En relación a la juventud, yo quisiera decir lo siguiente: La juventud es emoción, es valor, es convicción, es fuerza, es decisión. No quiero para la juventud de mi país, de ningún partido y, desde luego, menos para el mío, la posición hamletiana: el deshojar la margarita, el debate permanente entre el ser y el no ser, que no tiene una respuesta en la existencia vital. En nuestra historia la juventud tiene modelos que no son el de Hamlet: el de Sucre que a los treinta y cinco años muere cargado de gloria, conquistada a base de lealtad, de rectitud, de honestidad, de firmeza. Tiene el caso de Páez, que fue General en Jefe en Carabobo a los treinta y un años y que ha merecido se le perdonen sus inconsecuencias por lo que representó en su esfuerzo dentro de la causa de la Independencia. Tiene modelo en Urdaneta, que apenas había cumplido unos veintisiete años cuando fue promovido a General en Jefe. Esos son modelos que señalan caminos que representan un sentido creador y constructivo. Cuando un joven se incorpora a un partido debe ser para transmitirle optimismo, fe, vigor, energía, vocación de servicio, abnegación, decisión de sacrificarlo todo, de arriesgarlo todo, enfrentarse a los peligros y de darle a quien le abrió ese camino un aliento para marchar juntos hacia adelante.

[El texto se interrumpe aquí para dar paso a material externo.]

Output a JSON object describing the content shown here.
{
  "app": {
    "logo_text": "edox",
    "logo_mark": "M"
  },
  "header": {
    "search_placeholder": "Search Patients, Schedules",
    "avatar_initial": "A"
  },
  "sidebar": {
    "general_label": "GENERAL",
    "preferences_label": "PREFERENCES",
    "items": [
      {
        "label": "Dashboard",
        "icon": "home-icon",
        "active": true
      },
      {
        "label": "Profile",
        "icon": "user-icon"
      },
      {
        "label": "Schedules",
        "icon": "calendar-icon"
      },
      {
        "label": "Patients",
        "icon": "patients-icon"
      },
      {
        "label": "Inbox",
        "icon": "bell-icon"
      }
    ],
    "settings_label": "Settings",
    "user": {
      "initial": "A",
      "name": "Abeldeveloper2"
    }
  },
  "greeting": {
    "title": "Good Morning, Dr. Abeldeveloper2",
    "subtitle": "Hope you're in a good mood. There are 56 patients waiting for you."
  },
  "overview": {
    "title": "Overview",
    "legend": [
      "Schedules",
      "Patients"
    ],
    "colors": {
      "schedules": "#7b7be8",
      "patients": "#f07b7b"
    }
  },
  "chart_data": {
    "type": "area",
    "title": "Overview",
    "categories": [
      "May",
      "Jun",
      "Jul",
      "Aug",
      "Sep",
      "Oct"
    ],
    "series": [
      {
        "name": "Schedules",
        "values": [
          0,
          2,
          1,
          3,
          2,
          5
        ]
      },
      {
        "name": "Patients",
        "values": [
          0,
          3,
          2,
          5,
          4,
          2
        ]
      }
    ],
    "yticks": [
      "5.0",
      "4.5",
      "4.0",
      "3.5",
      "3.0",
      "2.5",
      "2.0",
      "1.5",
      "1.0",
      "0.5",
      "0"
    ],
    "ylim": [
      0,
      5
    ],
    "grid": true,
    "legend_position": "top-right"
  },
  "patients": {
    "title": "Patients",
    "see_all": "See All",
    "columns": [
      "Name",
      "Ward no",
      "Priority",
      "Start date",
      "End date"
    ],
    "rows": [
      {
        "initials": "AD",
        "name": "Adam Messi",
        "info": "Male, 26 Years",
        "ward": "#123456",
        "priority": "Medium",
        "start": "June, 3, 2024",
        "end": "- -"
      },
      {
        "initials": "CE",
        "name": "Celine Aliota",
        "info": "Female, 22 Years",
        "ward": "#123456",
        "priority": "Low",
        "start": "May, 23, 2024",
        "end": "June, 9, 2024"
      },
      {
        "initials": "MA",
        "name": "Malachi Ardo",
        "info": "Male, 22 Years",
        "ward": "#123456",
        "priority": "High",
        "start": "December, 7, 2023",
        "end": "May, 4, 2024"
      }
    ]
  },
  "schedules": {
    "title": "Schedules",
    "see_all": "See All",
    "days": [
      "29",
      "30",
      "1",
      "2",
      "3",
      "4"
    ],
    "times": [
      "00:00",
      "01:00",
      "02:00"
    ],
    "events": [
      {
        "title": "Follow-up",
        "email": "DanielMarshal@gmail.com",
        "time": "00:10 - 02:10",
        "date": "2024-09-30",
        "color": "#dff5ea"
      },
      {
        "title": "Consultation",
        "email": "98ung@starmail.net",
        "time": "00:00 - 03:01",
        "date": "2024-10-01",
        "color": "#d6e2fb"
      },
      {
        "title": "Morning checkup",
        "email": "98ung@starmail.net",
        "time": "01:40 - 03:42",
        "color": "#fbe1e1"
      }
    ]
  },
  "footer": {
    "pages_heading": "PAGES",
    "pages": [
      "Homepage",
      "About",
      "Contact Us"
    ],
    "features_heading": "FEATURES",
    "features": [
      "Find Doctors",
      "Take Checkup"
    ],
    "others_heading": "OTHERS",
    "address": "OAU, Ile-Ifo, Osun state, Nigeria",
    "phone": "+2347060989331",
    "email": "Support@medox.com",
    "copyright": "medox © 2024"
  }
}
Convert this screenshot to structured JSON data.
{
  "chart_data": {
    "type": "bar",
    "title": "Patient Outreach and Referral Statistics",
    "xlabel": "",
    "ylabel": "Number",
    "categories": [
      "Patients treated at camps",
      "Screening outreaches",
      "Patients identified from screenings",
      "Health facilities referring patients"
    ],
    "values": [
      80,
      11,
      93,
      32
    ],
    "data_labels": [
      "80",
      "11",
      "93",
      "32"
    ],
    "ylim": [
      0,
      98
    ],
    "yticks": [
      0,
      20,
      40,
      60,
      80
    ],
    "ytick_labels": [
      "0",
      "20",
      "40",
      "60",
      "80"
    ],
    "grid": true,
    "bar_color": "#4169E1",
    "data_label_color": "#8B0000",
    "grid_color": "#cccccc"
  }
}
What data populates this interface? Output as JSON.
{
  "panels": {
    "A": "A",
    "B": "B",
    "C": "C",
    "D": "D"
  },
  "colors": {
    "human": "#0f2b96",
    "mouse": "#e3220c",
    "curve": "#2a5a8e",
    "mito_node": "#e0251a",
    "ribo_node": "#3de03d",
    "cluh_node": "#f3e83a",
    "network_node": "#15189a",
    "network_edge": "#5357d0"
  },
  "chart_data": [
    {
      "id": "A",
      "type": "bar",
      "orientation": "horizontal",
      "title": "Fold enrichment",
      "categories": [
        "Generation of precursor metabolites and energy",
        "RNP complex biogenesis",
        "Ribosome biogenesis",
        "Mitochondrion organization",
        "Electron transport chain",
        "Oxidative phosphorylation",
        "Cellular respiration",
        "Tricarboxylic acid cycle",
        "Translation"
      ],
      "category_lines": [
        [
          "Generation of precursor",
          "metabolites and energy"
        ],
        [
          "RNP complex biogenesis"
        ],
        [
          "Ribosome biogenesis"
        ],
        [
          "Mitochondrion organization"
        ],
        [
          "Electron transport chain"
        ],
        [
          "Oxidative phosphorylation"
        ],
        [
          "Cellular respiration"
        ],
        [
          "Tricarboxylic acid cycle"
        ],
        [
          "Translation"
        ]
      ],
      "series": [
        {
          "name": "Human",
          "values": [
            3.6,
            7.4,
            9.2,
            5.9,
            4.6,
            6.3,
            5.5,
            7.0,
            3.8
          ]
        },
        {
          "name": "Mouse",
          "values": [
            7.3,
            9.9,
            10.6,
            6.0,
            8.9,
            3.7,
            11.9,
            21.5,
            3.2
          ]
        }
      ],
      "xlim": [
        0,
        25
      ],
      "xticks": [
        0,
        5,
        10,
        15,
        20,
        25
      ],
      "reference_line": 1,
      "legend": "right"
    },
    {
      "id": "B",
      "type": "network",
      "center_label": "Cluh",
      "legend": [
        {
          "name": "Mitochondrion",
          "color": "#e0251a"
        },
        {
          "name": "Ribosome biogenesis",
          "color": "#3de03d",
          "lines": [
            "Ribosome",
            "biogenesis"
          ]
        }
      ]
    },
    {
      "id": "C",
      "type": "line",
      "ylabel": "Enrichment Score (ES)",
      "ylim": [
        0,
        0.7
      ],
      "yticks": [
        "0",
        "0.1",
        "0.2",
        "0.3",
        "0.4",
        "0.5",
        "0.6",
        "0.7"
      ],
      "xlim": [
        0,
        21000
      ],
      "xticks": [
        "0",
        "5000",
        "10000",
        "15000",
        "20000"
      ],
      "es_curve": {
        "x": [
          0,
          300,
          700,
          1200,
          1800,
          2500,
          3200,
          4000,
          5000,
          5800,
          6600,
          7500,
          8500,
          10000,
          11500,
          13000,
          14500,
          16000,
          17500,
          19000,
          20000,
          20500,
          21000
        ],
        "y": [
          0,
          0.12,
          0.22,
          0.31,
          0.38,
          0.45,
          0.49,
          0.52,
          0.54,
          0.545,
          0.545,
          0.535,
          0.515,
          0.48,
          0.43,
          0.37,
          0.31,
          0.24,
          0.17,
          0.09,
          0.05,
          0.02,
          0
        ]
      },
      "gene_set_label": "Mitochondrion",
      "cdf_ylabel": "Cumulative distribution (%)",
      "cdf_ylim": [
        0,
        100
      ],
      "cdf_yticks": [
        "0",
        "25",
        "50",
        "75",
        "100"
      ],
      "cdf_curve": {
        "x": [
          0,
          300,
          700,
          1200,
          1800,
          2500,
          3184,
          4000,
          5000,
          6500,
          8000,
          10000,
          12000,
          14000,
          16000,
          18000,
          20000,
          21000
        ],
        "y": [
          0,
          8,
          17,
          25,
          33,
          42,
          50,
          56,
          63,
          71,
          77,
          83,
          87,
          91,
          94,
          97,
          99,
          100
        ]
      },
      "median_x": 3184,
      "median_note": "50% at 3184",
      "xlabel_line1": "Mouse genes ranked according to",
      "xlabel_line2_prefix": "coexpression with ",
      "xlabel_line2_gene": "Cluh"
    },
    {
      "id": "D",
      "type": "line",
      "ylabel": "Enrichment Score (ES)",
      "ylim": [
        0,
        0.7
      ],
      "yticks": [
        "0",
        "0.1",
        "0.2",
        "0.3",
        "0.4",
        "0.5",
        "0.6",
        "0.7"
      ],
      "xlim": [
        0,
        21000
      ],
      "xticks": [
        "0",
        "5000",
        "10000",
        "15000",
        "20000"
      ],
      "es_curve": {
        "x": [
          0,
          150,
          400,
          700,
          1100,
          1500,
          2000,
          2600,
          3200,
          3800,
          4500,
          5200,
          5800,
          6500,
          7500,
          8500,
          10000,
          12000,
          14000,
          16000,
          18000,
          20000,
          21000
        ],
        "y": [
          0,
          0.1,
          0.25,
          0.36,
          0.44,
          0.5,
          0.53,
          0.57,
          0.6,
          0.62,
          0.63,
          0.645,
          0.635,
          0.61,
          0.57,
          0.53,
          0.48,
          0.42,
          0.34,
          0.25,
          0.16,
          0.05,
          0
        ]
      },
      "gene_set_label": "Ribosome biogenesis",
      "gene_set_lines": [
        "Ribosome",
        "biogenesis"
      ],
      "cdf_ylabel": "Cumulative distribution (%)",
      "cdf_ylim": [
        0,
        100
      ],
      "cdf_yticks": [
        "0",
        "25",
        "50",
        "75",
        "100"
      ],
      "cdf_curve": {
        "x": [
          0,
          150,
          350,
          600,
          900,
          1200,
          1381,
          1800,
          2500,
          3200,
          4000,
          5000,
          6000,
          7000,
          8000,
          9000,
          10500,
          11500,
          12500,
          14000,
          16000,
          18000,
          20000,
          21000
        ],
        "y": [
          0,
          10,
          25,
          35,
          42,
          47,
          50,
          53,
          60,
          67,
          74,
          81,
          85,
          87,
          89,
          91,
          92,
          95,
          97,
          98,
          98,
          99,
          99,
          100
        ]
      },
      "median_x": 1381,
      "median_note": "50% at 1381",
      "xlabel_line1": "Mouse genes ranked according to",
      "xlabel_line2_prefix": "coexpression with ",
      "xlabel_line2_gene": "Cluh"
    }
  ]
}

No cabe duda de que aquel muchacho de veintinueve años que con la frente erguida y el corazón limpio de toda mancha recibe el laurel inmarcesible que va envuelto en el nombre de Gran Mariscal de Ayacucho, es uno de los modelos más hermosos que pueden presentarse a nuestra juventud y a cualquier juventud del mundo, en este momento y en cualquier época de la historia.

 

Notas

  1. V. Alberto Sanabria, Cumaná y la Estatua del Gran Mariscal-La Estatua de Sucre en Quito, Caracas, 1973.
  2. V. Ángel Grisanti, Vida Ejemplar del Gran Mariscal de Ayacucho, Caracas, 1952, p. 225 y ss.